A cap on region size could have helped. Region isolation didn't fail here so splitting us-east-1 into 3,4,5 would have been a smaller impact
Having such a gobstoppingly massive singular region seems to be working against AWS
A cap on region size could have helped. Region isolation didn't fail here so splitting us-east-1 into 3,4,5 would have been a smaller impact
Having such a gobstoppingly massive singular region seems to be working against AWS
DynamoDB is working on going cellular which should help. Some parts are already cellular, and others like DNS are in progress. https://docs.aws.amazon.com/wellarchitected/latest/reducing-...

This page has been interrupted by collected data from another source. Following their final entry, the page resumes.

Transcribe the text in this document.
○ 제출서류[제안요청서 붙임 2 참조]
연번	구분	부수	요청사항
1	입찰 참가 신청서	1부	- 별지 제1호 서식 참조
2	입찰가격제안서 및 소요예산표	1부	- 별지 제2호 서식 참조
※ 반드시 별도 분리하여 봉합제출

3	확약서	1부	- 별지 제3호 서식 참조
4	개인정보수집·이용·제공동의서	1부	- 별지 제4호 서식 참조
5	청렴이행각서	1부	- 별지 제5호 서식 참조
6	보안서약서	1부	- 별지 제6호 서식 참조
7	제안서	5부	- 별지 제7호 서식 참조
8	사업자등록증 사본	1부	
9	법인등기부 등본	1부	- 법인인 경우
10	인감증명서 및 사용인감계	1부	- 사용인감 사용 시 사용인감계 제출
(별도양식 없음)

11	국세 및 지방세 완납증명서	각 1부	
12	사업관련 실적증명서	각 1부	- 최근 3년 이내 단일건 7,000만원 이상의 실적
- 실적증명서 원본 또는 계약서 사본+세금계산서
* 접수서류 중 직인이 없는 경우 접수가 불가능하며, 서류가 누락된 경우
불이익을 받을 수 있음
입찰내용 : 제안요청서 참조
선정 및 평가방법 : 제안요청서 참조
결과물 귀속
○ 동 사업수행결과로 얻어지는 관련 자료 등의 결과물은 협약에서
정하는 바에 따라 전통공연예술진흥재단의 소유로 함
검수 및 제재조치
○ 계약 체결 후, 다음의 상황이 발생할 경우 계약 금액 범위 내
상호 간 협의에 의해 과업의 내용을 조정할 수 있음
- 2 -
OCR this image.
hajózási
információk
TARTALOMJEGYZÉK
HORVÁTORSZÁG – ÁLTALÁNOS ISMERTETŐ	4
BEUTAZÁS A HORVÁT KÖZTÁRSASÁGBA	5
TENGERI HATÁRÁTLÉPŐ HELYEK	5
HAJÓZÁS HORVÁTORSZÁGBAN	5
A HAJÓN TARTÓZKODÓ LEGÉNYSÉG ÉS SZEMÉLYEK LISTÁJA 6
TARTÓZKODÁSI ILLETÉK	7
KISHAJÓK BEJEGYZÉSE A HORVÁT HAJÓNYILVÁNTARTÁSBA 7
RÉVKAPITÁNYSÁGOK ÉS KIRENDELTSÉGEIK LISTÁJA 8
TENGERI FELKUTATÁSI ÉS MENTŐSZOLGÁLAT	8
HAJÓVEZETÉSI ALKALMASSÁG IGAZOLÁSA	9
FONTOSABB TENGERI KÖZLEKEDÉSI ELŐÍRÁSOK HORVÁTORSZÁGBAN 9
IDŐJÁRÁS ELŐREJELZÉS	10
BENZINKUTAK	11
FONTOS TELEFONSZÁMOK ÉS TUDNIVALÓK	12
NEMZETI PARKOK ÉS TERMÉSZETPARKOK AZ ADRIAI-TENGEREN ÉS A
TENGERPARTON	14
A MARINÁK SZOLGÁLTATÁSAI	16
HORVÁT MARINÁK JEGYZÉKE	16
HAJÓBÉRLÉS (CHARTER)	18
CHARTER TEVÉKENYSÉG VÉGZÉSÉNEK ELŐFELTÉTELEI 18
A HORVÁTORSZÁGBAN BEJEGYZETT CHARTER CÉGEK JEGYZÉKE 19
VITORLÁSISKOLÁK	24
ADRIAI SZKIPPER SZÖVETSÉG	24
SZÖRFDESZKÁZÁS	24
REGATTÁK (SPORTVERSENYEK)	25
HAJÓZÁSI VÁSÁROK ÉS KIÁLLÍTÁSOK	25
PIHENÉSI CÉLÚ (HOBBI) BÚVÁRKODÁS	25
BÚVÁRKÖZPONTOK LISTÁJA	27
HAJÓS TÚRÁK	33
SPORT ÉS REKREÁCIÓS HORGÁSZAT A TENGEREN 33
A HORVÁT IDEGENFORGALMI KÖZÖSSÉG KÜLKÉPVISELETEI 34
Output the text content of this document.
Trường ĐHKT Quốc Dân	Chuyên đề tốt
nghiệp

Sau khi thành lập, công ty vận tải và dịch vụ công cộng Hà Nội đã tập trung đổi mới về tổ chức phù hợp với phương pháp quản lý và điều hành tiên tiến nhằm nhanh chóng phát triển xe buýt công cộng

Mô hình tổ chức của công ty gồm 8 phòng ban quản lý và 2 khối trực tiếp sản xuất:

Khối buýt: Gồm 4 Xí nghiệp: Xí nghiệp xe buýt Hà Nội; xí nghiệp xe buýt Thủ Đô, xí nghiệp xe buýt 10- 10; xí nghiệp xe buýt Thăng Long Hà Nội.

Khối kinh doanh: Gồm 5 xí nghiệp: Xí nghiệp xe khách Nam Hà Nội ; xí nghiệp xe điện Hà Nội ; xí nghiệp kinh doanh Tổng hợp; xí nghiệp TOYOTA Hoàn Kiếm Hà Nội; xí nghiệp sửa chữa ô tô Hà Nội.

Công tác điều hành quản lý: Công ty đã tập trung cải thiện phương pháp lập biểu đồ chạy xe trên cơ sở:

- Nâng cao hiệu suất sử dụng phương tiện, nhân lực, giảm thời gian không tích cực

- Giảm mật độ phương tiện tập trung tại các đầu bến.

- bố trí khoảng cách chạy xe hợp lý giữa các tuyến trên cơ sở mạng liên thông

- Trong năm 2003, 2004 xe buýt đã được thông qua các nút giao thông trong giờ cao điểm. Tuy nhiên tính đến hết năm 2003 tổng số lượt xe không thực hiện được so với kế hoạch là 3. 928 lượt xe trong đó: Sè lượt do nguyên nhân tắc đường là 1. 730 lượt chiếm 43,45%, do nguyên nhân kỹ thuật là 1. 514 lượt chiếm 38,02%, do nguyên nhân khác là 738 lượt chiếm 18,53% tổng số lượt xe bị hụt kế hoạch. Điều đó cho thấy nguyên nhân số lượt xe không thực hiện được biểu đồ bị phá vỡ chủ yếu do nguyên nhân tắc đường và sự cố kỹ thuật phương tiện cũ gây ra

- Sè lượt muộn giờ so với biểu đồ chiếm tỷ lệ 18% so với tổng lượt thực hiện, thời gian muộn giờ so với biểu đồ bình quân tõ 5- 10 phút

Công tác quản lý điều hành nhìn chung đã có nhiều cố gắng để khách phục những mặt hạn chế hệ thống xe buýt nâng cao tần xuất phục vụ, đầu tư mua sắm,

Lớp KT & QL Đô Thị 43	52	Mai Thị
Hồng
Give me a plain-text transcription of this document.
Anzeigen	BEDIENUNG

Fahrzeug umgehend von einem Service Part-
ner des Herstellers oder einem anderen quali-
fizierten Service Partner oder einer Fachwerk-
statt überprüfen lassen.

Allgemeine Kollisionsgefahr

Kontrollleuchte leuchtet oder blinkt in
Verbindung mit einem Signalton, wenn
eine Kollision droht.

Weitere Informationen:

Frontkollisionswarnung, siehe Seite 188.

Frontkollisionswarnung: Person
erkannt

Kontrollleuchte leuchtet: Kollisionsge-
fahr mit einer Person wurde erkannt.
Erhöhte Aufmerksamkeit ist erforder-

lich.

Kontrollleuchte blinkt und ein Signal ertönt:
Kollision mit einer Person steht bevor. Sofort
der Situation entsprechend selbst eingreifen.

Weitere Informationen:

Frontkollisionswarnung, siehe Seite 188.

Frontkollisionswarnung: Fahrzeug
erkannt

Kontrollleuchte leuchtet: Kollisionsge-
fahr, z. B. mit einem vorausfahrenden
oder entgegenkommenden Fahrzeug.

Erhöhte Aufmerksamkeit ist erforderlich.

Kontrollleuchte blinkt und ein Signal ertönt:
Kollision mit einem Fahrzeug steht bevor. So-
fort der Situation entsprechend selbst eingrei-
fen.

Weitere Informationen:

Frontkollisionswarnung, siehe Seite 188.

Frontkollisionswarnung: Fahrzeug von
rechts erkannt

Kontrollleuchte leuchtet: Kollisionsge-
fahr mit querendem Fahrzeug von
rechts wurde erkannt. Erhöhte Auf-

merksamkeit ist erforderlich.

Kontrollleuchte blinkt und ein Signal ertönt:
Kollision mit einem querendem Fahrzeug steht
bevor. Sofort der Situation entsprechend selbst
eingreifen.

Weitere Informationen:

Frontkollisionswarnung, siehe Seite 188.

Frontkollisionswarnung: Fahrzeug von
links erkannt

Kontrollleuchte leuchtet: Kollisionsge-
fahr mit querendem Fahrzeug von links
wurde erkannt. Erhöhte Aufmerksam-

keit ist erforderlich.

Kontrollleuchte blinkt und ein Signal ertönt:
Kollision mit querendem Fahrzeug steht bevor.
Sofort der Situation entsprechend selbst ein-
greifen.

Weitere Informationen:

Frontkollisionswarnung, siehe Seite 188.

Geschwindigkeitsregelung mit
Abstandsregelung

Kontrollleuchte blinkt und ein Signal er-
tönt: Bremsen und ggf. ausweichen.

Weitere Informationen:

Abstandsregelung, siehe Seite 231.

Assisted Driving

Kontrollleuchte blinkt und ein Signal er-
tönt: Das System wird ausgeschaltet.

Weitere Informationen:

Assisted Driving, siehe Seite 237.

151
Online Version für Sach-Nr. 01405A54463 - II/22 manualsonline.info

us-east-2 already exists and wasn’t impacted. And the choice of where to deploy is yours!
Which is great, except for global services that you don't have control on where to deploy to, that ended up being in us-east-1, resulting in issues, no matter where your EC2 instances happened to be.
Like what?
AWS IAM, AWS Organizations, Amazon Route 53 (DNS); AWS services that rely on Route53 include ELB, API Gateway; Amazon S3 bucket creation, some other calls; sts.amazonaws.com is still us-east-1 for many cases; Amazon CloudFront, AWS WAF (for CloudFront), AWS Shield Advanced all have us-east-1 as their control plane.
To be clear, the above list is a control plane depency on us-east-1. During the incident the service itself may have been fine but could not be (re)configured.
The big one is really Route 53 though. DNS having issues caused a lot of downstream effects since it's used by ~everything to talk to everything else.
Other services include Slack. No, it's not an AWS service, but for companies reliant on it or something like it, it doesn't matter how much you're not in EC2 if an outside service that you rely on went down. Full list: https://www.reddit.com/r/DigitalMarketing/comments/1oc2jtd/a...
there's already some virtualization going on. (I heard that what people see as us-east-1a might be us-east-1c for others to spread the load. though obviously it's still too big.)
They used to do that (so that everyone picking 1a wouldn’t actually route traffic to the same az), but at some point they made it so all new accounts had the same AZ labels to stop confusing people.
The services that fail on AWS’ side are usually multi zone failures anyway, so maybe it wouldn’t help.
I’ve often wondered why they don’t make a secret region just for themselves to isolate the control plane but maybe they think dogfooding us-east-1 is important (it probably wouldn’t help much anyway, a meteor could just as easily strike us-secret-1).
This is not exactly true. The az names are indeed randomized per account, and this is the identifier that you see everywhere in the APIs. The difference now is that they also expose a mapping from AZ name (randomized) to AZ id (not randomized), so that you can know that AZ A in one account is actually in the same datacenter as AZ B in a different account. This becomes quite relevant when you have systems spread across accounts but want the communication to stay zonal.
You're both partially right. Some regions have random mapping for AZs; all regions since 2012 have static AZ mapping. https://docs.aws.amazon.com/global-infrastructure/latest/reg...
Oh wow. Thanks for telling me this. I didn't know that this was different for different regions. I just checked some of my accounts, and indeed the mapping is stable between accounts for for example Frankfurt, but not Sydney.